Almond Wisp vs Hardwick White
Where Almond Wisp belongs to Behr's range, Hardwick White is a Farrow & Ball color. Hue-wise, Almond Wisp belongs to the beige-greige family and Hardwick White to the greige-grey family. Almond Wisp (LRV 60) reflects noticeably more light than Hardwick White (LRV 44), a difference of 16 points that becomes especially apparent in rooms with limited natural light. Almond Wisp runs red while Hardwick White is decidedly warm, which means they'll respond very differently to warm vs cool light sources. With a ΔE of 10.6, the contrast is hard to miss. These aren't variations on a theme — they're two different answers to the same question. Below you'll find 1 real-room photo comparison where both colors appear side by side, plus 5 simulated room previews.

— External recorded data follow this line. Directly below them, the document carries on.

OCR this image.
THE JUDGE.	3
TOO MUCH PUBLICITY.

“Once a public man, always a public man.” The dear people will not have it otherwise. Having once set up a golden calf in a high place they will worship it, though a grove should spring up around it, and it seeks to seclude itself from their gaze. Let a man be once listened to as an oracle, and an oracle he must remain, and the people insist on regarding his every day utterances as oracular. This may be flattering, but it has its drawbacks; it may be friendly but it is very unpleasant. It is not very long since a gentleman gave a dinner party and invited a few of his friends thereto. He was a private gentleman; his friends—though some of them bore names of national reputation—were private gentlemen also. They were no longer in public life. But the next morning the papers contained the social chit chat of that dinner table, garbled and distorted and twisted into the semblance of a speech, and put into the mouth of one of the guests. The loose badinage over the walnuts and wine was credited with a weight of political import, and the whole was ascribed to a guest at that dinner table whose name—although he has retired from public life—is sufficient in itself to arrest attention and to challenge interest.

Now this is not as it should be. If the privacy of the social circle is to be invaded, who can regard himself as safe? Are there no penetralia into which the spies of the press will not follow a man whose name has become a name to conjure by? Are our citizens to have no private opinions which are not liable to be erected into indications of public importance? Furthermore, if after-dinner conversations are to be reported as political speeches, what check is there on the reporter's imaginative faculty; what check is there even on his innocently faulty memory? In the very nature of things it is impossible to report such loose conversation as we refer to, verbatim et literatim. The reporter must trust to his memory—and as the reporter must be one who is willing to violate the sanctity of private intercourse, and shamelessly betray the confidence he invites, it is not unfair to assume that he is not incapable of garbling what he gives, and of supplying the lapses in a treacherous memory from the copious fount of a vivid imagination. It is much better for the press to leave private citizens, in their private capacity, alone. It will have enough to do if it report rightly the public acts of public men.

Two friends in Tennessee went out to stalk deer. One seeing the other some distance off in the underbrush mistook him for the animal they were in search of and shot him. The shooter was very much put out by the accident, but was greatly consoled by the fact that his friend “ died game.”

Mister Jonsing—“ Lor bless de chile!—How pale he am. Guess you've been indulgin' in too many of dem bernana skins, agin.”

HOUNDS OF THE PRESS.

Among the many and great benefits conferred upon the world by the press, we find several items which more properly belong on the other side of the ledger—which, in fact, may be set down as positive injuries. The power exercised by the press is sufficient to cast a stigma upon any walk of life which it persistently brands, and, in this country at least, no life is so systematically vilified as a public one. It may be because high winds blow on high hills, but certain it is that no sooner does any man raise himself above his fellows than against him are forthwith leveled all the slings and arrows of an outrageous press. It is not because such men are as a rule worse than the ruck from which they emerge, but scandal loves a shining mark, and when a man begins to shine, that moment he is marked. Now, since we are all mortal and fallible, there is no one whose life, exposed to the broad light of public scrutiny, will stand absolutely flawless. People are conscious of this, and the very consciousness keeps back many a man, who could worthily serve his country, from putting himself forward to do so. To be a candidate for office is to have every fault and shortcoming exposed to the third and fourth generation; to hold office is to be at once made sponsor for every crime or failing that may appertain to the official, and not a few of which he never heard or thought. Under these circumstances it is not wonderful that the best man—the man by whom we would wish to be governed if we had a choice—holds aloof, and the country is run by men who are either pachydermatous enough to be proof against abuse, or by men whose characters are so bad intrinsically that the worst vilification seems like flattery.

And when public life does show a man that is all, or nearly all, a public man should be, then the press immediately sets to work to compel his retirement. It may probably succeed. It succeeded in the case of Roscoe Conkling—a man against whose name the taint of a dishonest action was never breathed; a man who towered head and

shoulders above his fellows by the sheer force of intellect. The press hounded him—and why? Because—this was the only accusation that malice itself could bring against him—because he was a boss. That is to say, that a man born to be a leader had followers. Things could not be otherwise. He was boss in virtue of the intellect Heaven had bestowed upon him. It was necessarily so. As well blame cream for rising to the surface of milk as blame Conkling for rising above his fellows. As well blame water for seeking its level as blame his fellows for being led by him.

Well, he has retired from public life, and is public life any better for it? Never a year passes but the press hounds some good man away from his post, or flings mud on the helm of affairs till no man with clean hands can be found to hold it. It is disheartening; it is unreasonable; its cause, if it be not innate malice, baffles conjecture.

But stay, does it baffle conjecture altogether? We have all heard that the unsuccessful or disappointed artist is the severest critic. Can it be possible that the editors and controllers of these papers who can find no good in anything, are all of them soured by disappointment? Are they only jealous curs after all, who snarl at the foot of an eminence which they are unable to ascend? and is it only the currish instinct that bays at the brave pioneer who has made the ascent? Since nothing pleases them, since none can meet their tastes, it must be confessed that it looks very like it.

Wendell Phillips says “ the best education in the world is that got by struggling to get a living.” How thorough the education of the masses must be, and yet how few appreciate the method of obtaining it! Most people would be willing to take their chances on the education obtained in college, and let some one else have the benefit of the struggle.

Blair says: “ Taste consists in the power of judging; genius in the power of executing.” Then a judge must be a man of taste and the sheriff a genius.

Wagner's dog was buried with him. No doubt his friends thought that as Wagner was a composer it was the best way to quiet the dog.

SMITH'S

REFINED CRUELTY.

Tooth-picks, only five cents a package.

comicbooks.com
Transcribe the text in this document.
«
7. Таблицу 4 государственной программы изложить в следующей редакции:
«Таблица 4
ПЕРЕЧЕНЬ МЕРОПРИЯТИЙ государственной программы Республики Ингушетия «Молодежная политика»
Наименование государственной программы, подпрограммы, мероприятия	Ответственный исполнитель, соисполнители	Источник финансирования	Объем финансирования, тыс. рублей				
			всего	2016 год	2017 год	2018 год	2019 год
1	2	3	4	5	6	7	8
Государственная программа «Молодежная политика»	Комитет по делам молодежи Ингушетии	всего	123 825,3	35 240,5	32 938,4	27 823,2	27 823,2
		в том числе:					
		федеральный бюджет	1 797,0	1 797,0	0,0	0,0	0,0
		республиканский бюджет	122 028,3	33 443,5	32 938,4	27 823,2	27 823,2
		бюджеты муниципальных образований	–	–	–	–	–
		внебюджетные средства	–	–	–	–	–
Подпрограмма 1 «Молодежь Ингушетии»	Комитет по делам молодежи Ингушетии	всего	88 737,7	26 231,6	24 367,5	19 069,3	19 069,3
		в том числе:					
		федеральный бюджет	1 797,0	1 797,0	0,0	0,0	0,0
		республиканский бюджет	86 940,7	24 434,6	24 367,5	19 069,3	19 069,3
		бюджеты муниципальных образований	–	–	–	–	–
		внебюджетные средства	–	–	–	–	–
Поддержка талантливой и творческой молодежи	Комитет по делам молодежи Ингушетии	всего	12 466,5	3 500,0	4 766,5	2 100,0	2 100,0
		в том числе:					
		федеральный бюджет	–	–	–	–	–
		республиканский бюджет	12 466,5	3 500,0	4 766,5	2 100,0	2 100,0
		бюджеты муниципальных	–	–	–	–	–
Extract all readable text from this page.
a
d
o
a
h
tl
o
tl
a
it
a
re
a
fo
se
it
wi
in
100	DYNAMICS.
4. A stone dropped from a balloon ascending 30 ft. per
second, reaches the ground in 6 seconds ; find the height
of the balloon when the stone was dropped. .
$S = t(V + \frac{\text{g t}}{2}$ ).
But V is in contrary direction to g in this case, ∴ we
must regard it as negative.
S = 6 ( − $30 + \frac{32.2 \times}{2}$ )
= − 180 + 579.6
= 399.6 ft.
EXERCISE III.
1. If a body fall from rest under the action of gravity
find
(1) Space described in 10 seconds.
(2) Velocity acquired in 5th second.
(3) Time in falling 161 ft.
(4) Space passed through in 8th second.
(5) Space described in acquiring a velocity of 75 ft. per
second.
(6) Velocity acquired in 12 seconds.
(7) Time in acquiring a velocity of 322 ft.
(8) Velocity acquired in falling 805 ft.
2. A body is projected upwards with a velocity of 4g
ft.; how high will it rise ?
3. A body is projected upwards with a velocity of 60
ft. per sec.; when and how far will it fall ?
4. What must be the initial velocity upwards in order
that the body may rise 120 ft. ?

Almond Wisp vs Hardwick White in Real Spaces
1 real room side by side. Seeing Almond Wisp and Hardwick White in actual rooms makes the difference concrete; browse the spaces below to get a feel for how each color lives on a wall.
Living Room
In a living room, color works across both daylight and evening light — the same wall can read very differently at noon and at 8pm. The LRV gap is large enough that Almond Wisp will make the room feel meaningfully brighter than Hardwick White would.
Color Details
Almond Wisp vs Hardwick White Simulated Comparison
5 simulated room previews — drag the slider on each to see Almond Wisp on one side and Hardwick White on the other.
Digital color is approximate. These simulations are generated from the manufacturer's hex values and overlaid on grayscale room photos — your screen's calibration, brightness, and viewing angle all affect how they render. Before committing to either color, test physical samples in your own space under the light you actually live with.
More Almond Wisp comparisons
See how Almond Wisp stacks up against other well-photographed colors across different brands and tones.